Doc Jane’s forest green stare narrowed. “You look like someone who’s been beaten. Hasn’t fed properly. And hasn’t slept. Unless you want to tell me that purple bruise on your shoulder is makeup? And those bags under your eyes are a mirage?”
Xhex was well familiar with people who wouldn’t accept no for an answer—for shit’s sake, she’d worked with Rehv for years. And going by that hard, level tone, it was pretty damn clear that the doctor was going
to have her way or she wasn’t leaving. Ever.
“G-g-g-goddamn it.”
“FYI, the sooner we start, the sooner it’s over.”
Xhex glanced at John, thinking that if she had to be seen, he was so not a value-add. He really didn’t need to know anything more than what he’d probably guessed about the condition she was in.
The doctor looked over her shoulder. “John, will you please wait in the hall?”
John ducked his head and bowed out of the room, the tremendous spread of his back disappearing through the door. When the lock clicked into place, the good doctor opened that fucking bag of hers and the stethoscope and the blood-pressure cuff were the first to come out.
“I’m just going to listen to your heart,” the female said, putting the wishbone up to her ears.
The sight of the medical instruments was gasoline to Xhex’s shivers, and as out-of-it as she was, she cringed away.
Doc Jane paused. “I’m not going to hurt you. And I won’t do anything you don’t want me to do.”
Xhex closed her eyes and rolled over onto her back. Every muscle in her body hurt all of a sudden. “Let’s just get this over with.”
As the sheet lifted, a draft of cold air breathed over her skin and the cool disk was placed against her sternum. Flashbacks threatened to send her on a screamer-coaster, and she stared up at the ceiling, just trying to keep herself from levitating off the frickin’ mattress.
“B-be fast, D-D-Doc.” She could hold the panic back for only so long.
“Could you take a deep breath for me?”
Xhex did the best she could and ended up wincing.

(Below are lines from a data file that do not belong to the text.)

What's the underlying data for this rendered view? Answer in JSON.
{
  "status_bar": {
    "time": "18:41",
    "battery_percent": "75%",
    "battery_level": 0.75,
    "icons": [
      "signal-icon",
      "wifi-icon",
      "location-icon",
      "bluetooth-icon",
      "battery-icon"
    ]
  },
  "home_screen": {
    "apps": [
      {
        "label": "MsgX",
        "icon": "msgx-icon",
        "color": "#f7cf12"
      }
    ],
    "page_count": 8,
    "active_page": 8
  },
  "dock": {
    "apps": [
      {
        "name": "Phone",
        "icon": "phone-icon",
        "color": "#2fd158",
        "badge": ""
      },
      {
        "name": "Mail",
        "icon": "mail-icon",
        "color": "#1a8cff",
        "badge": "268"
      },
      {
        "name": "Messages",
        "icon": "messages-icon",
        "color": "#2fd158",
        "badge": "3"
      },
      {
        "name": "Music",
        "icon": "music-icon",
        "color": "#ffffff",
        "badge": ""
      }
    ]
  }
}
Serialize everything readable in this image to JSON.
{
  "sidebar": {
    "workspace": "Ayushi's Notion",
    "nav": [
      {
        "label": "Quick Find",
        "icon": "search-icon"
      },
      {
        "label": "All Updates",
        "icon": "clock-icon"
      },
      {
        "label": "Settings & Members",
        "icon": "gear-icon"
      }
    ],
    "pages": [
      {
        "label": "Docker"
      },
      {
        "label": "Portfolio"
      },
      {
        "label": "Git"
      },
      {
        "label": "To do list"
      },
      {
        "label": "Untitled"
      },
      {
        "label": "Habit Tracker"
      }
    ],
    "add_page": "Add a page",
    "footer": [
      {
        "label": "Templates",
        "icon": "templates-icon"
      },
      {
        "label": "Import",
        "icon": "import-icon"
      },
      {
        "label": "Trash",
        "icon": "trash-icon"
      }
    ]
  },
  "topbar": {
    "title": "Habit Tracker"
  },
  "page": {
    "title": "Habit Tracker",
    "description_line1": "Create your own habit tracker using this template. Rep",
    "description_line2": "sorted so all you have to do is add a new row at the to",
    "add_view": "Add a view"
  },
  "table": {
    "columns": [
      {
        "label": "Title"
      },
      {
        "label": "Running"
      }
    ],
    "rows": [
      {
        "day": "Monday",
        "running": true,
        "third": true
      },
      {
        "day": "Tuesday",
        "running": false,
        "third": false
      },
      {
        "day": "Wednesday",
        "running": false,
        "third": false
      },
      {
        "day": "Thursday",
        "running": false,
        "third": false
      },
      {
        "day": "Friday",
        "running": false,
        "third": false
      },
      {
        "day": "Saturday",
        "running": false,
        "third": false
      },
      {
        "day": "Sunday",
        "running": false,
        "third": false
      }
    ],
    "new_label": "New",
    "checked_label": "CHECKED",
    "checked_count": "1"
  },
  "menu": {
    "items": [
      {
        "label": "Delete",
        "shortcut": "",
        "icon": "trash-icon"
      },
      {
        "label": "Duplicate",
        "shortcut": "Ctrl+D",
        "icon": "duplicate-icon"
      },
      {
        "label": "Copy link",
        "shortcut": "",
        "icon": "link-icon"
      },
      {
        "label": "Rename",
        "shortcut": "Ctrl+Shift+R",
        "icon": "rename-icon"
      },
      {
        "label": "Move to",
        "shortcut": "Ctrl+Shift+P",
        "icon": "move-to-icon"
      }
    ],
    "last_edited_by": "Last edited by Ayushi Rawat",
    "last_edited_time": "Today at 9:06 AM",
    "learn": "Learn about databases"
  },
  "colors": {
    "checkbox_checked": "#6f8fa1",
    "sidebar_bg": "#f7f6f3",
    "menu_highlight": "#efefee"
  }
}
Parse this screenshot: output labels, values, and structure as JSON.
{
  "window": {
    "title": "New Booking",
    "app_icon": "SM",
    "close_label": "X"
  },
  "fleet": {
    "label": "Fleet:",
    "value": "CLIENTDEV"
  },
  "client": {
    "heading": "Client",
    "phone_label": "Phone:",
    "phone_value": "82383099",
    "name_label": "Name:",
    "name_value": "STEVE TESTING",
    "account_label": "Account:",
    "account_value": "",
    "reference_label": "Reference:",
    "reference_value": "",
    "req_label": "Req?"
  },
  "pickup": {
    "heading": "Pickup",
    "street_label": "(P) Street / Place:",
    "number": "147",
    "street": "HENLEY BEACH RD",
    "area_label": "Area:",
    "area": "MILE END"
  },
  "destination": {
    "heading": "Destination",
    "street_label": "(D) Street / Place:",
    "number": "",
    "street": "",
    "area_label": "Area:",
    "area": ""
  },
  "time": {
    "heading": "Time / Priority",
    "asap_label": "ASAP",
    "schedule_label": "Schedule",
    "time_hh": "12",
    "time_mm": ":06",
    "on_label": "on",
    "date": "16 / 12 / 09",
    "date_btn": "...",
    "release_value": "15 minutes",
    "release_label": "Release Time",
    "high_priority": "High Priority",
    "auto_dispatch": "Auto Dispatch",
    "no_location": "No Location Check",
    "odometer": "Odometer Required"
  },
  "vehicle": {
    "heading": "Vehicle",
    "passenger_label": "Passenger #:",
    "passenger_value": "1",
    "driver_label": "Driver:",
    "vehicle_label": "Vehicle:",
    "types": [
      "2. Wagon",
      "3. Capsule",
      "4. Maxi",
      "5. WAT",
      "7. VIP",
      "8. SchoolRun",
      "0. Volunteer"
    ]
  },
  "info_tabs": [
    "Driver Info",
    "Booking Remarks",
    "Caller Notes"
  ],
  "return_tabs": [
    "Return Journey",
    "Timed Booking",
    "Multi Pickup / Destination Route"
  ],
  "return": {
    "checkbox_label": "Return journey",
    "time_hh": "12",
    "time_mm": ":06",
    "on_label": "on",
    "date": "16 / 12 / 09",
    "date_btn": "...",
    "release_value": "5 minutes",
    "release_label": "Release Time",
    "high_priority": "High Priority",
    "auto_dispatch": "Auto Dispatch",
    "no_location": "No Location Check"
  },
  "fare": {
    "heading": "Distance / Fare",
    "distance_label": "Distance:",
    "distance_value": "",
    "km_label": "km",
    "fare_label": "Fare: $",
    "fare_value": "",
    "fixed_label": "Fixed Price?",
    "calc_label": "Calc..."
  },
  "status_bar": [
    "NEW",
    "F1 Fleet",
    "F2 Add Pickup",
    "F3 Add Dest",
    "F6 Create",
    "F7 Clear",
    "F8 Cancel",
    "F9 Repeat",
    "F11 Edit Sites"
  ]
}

Clearly, one or more of her ribs were broken, probably from her hitting the wall outside of that bedroom.
“Can you sit up?” Doc Jane asked.
Xhex groaned a curse as she tried to push her torso off the bed and failed. Doc Jane ended up having to help her, and when the doctor got a load of her back, she hissed a little.
“It doesn’t hurt that bad,” Xhex bit out.
“Somehow I doubt that.” Again with the metal disk going around. “Breath as deep as you can without hurting yourself.”